Neural Cell-Fate Determinants Section, NINDS, NIH, Bethesda, Maryland 20892, USA.
Developmental Dynamics (Impact Factor: 2.67). 01/2012; 241(1):169-89. DOI: 10.1002/dvdy.22728
Source: PubMed

ABSTRACT Phylogenetic footprinting has revealed that cis-regulatory enhancers consist of conserved DNA sequence clusters (CSCs). Currently, there is no systematic approach for enhancer discovery and analysis that takes full-advantage of the sequence information within enhancer CSCs.

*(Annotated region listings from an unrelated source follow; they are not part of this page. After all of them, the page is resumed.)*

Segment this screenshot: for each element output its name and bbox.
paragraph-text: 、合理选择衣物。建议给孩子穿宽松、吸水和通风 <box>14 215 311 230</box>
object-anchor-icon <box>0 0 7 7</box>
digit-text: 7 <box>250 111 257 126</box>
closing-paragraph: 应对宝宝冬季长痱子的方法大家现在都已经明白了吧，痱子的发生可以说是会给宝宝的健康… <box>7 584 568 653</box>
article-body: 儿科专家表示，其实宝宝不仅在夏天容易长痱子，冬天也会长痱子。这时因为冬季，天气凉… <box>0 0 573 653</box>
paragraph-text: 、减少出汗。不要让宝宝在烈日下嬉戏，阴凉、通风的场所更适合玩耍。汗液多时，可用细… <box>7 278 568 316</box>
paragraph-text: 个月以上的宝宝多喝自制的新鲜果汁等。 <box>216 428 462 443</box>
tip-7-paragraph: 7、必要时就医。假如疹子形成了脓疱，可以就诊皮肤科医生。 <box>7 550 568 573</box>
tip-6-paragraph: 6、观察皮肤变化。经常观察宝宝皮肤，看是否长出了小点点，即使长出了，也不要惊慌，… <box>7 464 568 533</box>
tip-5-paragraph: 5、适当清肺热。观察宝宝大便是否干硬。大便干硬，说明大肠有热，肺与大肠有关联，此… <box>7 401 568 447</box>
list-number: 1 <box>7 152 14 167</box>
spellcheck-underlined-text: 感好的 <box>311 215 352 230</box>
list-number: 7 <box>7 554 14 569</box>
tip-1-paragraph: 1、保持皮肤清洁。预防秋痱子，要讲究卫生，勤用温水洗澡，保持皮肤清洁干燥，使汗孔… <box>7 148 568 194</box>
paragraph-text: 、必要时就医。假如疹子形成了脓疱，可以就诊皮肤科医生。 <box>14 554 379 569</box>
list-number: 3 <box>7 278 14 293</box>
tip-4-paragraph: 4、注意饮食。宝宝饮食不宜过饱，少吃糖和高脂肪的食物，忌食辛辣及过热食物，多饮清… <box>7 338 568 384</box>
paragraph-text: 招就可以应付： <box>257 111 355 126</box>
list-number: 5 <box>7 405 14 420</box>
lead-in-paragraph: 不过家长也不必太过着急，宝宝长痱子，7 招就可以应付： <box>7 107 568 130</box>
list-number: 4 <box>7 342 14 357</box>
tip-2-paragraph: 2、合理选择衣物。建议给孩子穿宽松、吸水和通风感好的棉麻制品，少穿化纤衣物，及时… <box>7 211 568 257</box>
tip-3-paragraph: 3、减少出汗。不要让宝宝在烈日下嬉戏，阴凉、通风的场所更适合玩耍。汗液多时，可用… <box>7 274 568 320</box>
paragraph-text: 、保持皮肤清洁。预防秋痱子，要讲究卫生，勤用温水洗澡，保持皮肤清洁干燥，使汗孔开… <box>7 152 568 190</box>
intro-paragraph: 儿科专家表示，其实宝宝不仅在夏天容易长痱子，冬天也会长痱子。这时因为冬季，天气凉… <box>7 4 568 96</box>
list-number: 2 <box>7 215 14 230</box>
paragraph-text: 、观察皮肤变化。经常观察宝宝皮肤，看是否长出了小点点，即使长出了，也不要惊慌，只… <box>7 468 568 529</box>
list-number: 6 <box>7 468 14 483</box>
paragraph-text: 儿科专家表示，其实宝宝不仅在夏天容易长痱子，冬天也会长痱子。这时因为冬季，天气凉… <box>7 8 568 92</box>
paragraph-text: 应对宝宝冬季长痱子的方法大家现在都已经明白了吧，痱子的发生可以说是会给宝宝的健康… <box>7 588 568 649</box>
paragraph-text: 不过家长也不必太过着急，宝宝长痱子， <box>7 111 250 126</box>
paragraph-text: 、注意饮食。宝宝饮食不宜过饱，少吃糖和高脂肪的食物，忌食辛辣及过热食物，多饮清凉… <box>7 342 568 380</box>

We have generated a Drosophila genome-wide database of conserved DNA consisting of >100,000 CSCs derived from EvoPrints spanning over 90% of the genome. cis-Decoder database search and alignment algorithms enable the discovery of functionally related enhancers. The program first identifies conserved repeat elements within an input enhancer and then searches the database for CSCs that score highly against the input CSC. Scoring is based on shared repeats as well as uniquely shared matches, and includes measures of the balance of shared elements, a diagnostic that has proven to be useful in predicting cis-regulatory function. To demonstrate the utility of these tools, a temporally-restricted CNS neuroblast enhancer was used to identify other functionally related enhancers and analyze their structural organization.
cis-Decoder reveals that co-regulating enhancers consist of combinations of overlapping shared sequence elements, providing insights into the mode of integration of multiple regulating transcription factors. The database and accompanying algorithms should prove useful in the discovery and analysis of enhancers involved in any developmental process.